One mishap was that for one ceremony, I was unable to find M. I searched all over for her, for hours, at her place of lodging, and could not find her. She does not have a phone and it was India, so...what could I do? I could not make the priest wait. I felt awful for not being able to find her, and I had a feeling it would upset her...but I was afraid that if I waited the ceremony would not take place. I wanted this specific priest, and he was very busy...he had no other free time to spare.

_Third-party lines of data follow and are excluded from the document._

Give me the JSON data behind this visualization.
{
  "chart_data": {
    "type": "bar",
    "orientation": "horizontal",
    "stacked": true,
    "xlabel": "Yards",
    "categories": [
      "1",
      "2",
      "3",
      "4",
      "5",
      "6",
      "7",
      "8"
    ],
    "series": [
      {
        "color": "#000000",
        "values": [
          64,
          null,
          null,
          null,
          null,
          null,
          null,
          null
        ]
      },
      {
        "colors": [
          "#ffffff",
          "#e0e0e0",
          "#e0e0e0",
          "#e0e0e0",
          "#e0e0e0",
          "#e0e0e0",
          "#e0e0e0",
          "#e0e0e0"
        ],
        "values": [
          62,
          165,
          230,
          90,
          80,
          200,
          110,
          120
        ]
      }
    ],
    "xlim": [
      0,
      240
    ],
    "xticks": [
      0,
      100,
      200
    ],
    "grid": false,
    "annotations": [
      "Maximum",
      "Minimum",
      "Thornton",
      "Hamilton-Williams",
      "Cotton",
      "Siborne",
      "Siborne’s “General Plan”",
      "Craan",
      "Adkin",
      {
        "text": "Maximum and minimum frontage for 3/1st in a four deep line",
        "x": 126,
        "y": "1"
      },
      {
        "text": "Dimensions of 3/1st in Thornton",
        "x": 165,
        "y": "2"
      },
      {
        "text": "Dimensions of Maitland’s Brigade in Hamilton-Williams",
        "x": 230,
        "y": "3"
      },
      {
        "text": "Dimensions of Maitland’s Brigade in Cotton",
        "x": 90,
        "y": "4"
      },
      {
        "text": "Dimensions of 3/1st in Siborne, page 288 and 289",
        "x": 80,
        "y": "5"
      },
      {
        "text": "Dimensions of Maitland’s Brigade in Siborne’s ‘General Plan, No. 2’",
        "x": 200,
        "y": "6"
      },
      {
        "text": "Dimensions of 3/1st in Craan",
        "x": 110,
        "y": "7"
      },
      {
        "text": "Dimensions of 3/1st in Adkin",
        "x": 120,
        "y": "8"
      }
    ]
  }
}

Later I told M about the ceremony, and all she said was, "okay." Then she sent me an email on how very upset she was...and I felt horrible. I tried to explain to her the circumstances, and she said she forgave me...but I still feel like, in her heart, she probably never will. There is nothing I can do about this. It lies on me heavily; I have barely contacted her since we came back from India. She said that she went to India to scatter my dad's ashes as he requested, and I know this to be true...at the same time, we also went there to see our guru and visit holy places. And our guru had cancer at the time. So...I don't know. Fate did not want her to be there at the second ceremony. I tried my best.

*sigh* I wish it had all gone down absolutely perfect with no one getting upset...but ah well. The scattering of the ashes, which was the most important part, was amazing and perfect. Just to think of it makes me happy.

Thank you all so much for your support. ((((Hugs))))!